Ao lado de outros troféus recolhidos durante um longo safári cinematográfico, eu conservo na parede de meu escritório a fotografia emoldurada que meu amigo John Ford quis me dar antes de morrer. Nela, vê-se o grande cineasta em roupas muito grandes para seu tamanho, como se a idade o tivesse ressecado.
Ele traz um cigarro à boca e ostenta uma careta rude de sargento-major, como a bandeira gloriosa de um regimento. Além disso, na fotografia, há uma bela dedicatória com sua letra pequena e apertada: "Para Sergio Leoni. With admiration. John Ford." Não Leone, mas Leoni. O diretor de "No Tempo das Diligências" e de "Paixão dos Fortes" devia, sem dúvida, me chamar assim.
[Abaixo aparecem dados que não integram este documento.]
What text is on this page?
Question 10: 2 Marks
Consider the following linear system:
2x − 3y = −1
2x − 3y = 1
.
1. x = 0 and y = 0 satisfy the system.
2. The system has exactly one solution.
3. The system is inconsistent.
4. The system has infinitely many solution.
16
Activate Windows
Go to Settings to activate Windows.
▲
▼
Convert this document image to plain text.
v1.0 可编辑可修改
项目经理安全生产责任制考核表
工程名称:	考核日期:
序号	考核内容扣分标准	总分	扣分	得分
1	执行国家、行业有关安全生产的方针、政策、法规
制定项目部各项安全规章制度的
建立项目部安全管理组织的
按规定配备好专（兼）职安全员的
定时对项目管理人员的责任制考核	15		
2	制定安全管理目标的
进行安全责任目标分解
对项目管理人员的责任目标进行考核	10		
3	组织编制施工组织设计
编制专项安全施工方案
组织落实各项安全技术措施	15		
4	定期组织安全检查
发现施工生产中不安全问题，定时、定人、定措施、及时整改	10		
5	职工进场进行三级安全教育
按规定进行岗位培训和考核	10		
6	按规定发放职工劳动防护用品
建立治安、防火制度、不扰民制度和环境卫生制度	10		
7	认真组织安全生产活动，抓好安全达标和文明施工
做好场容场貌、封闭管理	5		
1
Em suma, John Ford, o Homero da Sétima Cavalaria e das amizades viris, havia me multiplicado por dois, pelo menos. Foi muita gentileza sua, realmente. Devo confessar que coloquei esta foto com dedicatória bem à vista. Porque ela me deixa tão orgulhoso quanto o garotinho que conseguiu derrubar todos os bonecos, todos os pinguins de plástico e todos os maços de cigarro de um tiro ao alvo de feira.
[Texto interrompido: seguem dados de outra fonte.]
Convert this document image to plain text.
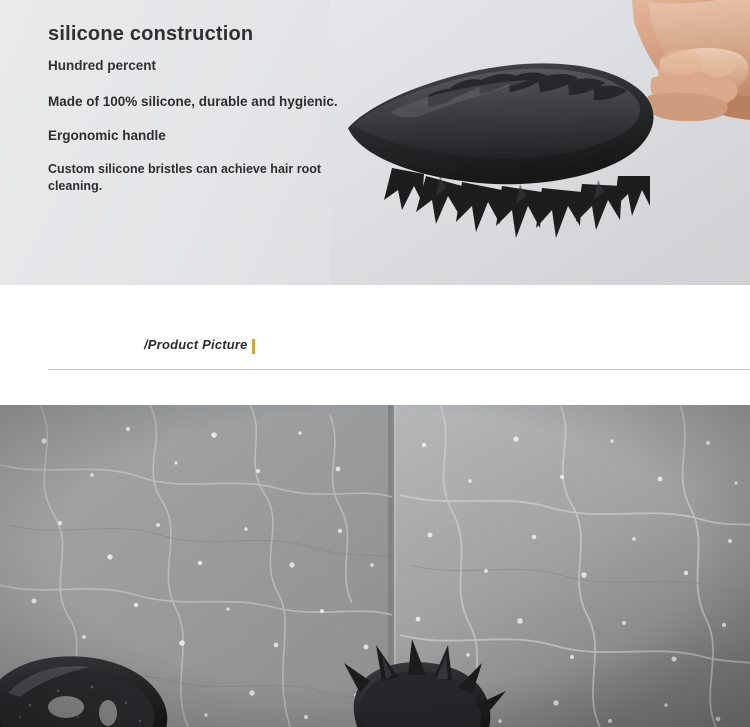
silicone construction
Hundred percent

Made of 100% silicone, durable and hygienic.

Ergonomic handle

Custom silicone bristles can achieve hair root cleaning.

/Product Picture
Eu sou sensível aos cumprimentos. Como todo mundo. Contudo, no trabalho que faço, a admiração de John Ford me honra mais que qualquer outra demonstração de amizade ou de estima. Ocorre que o velho irlandês é um desses raros cineastas que merecem ser chamados de "mestre" no domínio do cinema, onde os tambores da publicidade e da crítica a mais impressionável extasiam-se, por razões falsas, ao menos três vezes por semana. Como o soldado de um de seus filmes que ganha patentes e medalhas pelo combate, Ford conquistou este direito ao longo da guerra civil do celulóide e nos melancólicos acampamentos hollywoodianos.
Seu cinema tão singular e ingênuo, tão humano e digno, deixou uma marca indelével em todo o cinema posterior. Começando pelo meu. Por exemplo, agrada-me pensar que o personagem glacial de Henry Fonda em "Era Uma Vez no Oeste" (1968, filme de Leone) não é outro senão o filho legítimo, mesmo se ele é diabólico e monstruoso, da intuição que teve John Ford em "Sangue de Heróis": um coronel abjeto e autoritário que viola todas as regras morais e escarnece dos tratados com os índios, a ponto de conduzir seus homens à destruição no Vale da Morte. Um dia, Ford disse: "O melhor cinema é aquele em que a ação é longa e os diálogos breves". Penso a mesma coisa: esta vai para os colecionadores de similitudes que me estão lendo.
Desde o início dos anos 30, John Ford havia se recusado a rodar em estúdio, preferindo instalar sua câmera a céu aberto. Ele soube transformar seus assuntos de westerns, fazendo daquelas pequenas histórias edificantes parábolas de grande envergadura. Desta forma, ele foi um dos mais autênticos pioneiros do realismo cinematográfico moderno. É também por isso que eu me declaro seu aluno.
Ele rodou filmes cheios de verdade, com um realismo que acabou por se perder como arte, depois dos raros vôos no tempo do mudo. Nós não conheceríamos nem mesmo esta montanha perfeita e fabulosa para o cinema épico que é Monument Valley, ainda presente em "Easy Rider", e sempre boa para os OVNIs de Steven Spielberg, se John Ford não a tivesse descoberto, com um olhar que via longe, quando de suas temporadas míticas nas reservas indígenas.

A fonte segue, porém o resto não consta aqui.